I question that project's long-term viability. Event loop based languages inherently limit systems to inefficient and unreliable concurrency models.
My platform, which I've received seed funding for, is entirely done in Erlang. This technology decision will better enable me to deliver more hello worlds per nanosecond than Node ever could.
I thought the whole point of HTTP/2 was to transfer as many things as possible in one connection so maybe this bug is less of a concern for these types of connection.
The headline says "20%", which would imply that a "similar slowdown" for a 100 milliseconds response would bring it to 120 milliseconds.
But what is actually happening is that every request takes roughly an extra 0.04 milliseconds, so the time might go up to 100.04 milliseconds, probably within margin of error for most services anyway.
Seems like an easy debunk here is a test that has a more realistic response delay instead so that the slowdown can de demonstrated as an absolute amount vs. a percentage amount.

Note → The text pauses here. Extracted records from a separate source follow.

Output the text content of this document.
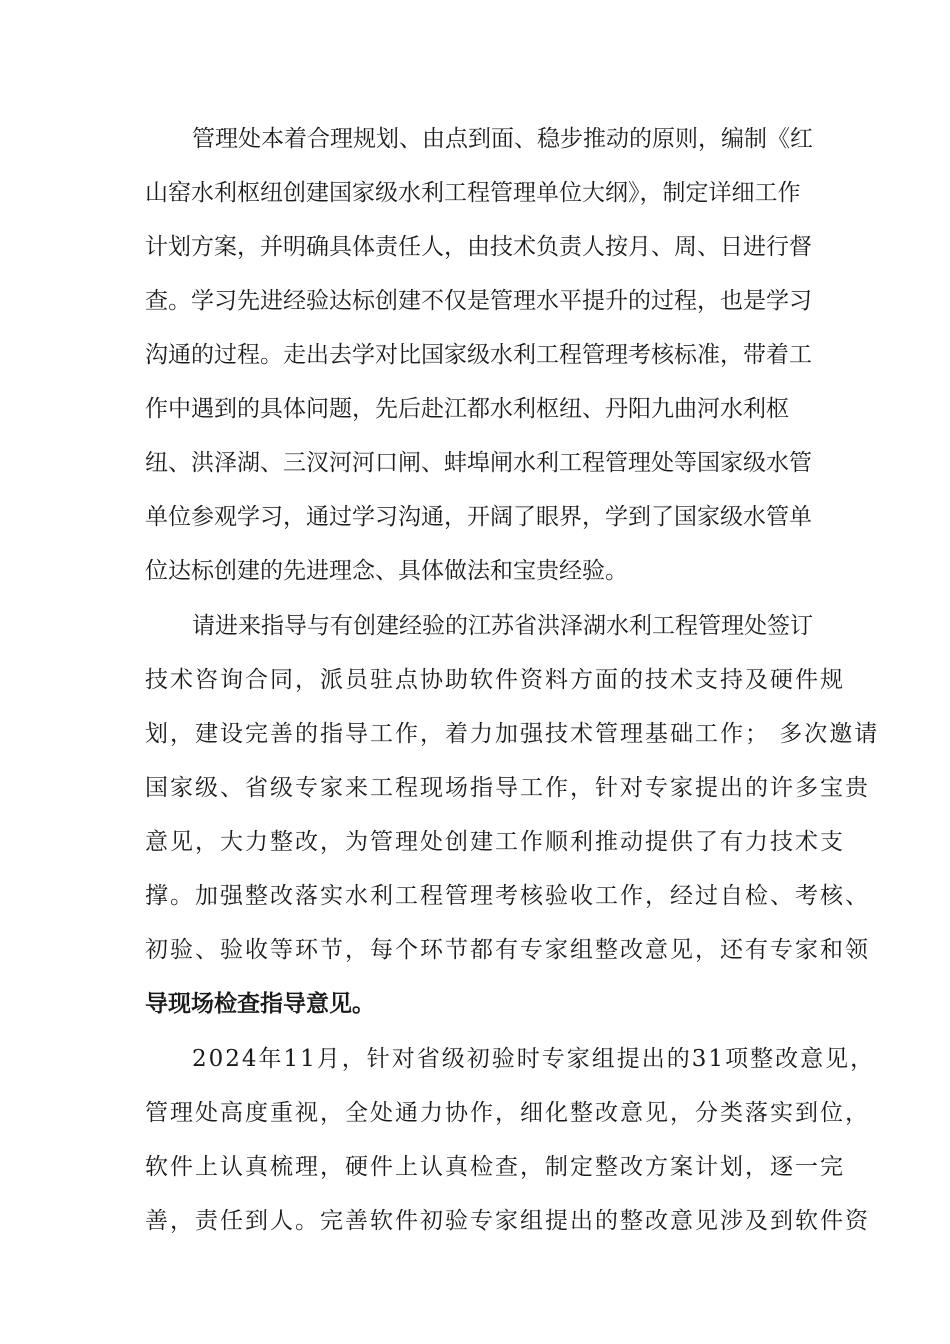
管理处本着合理规划、由点到面、稳步推动的原则，编制《红
山窑水利枢纽创建国家级水利工程管理单位大纲》，制定详细工作
计划方案，并明确具体责任人，由技术负责人按月、周、日进行督
查。学习先进经验达标创建不仅是管理水平提升的过程，也是学习
沟通的过程。走出去学对比国家级水利工程管理考核标准，带着工
作中遇到的具体问题，先后赴江都水利枢纽、丹阳九曲河水利枢
纽、洪泽湖、三汊河河口闸、蚌埠闸水利工程管理处等国家级水管
单位参观学习，通过学习沟通，开阔了眼界，学到了国家级水管单
位达标创建的先进理念、具体做法和宝贵经验。
请进来指导与有创建经验的江苏省洪泽湖水利工程管理处签订
技术咨询合同，派员驻点协助软件资料方面的技术支持及硬件规
划，建设完善的指导工作，着力加强技术管理基础工作； 多次邀请
国家级、省级专家来工程现场指导工作，针对专家提出的许多宝贵
意见，大力整改，为管理处创建工作顺利推动提供了有力技术支
撑。加强整改落实水利工程管理考核验收工作，经过自检、考核、
初验、验收等环节，每个环节都有专家组整改意见，还有专家和领
导现场检查指导意见。
2024年11月，针对省级初验时专家组提出的31项整改意见，
管理处高度重视，全处通力协作，细化整改意见，分类落实到位，
软件上认真梳理，硬件上认真检查，制定整改方案计划，逐一完
善，责任到人。完善软件初验专家组提出的整改意见涉及到软件资
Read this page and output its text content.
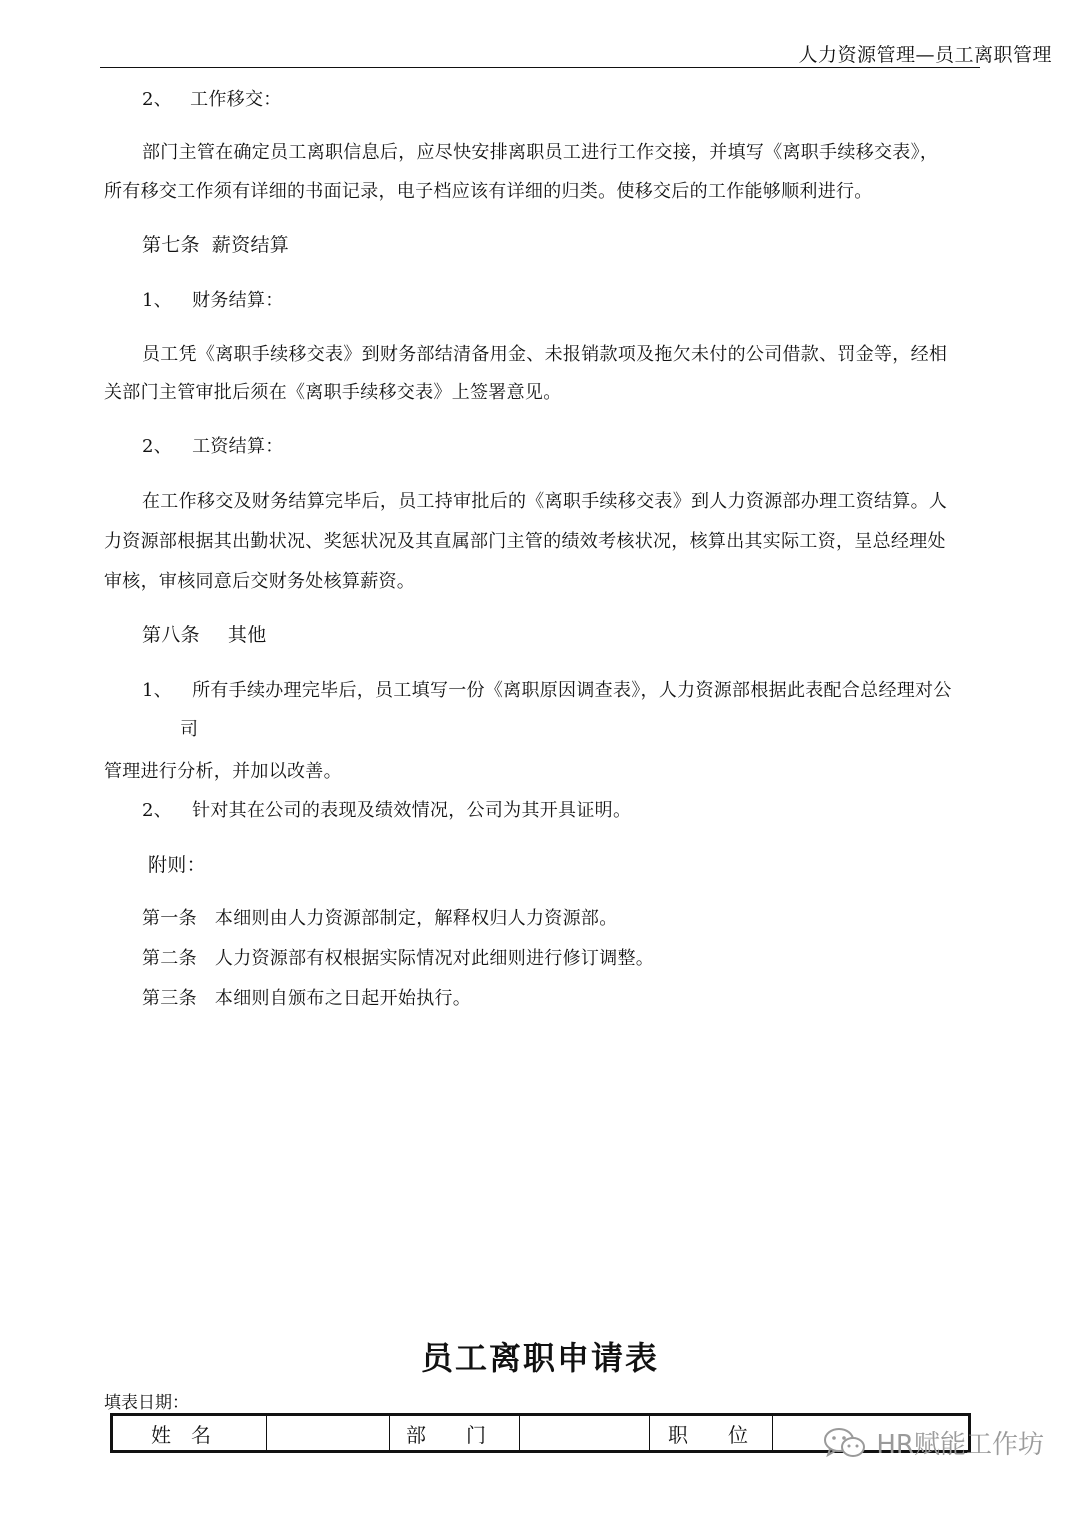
人力资源管理—员工离职管理
2、 工作移交：
部门主管在确定员工离职信息后，应尽快安排离职员工进行工作交接，并填写《离职手续移交表》，
所有移交工作须有详细的书面记录，电子档应该有详细的归类。使移交后的工作能够顺利进行。
第七条 薪资结算
1、 财务结算：
员工凭《离职手续移交表》到财务部结清备用金、未报销款项及拖欠未付的公司借款、罚金等，经相
关部门主管审批后须在《离职手续移交表》上签署意见。
2、 工资结算：
在工作移交及财务结算完毕后，员工持审批后的《离职手续移交表》到人力资源部办理工资结算。人
力资源部根据其出勤状况、奖惩状况及其直属部门主管的绩效考核状况，核算出其实际工资，呈总经理处
审核，审核同意后交财务处核算薪资。
第八条 其他
1、 所有手续办理完毕后，员工填写一份《离职原因调查表》，人力资源部根据此表配合总经理对公
司
管理进行分析，并加以改善。
2、 针对其在公司的表现及绩效情况，公司为其开具证明。
附则：
第一条 本细则由人力资源部制定，解释权归人力资源部。
第二条 人力资源部有权根据实际情况对此细则进行修订调整。
第三条 本细则自颁布之日起开始执行。
员工离职申请表
填表日期：
姓　名		部　　门		职　　位		HR赋能工作坊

It's so hard to imagine high traffic application with api serving information to clients from array that is refreshed once in 10 minutes? So basically most of the time you touch only this array on every request which is like sending hello world example. In this situation it will be noticeable if you have a lot of traffic but then you would not use stdlib http library but something like fasthttp which doesn't change that there are other real world use cases that would be affected, not a lot of them but they exist.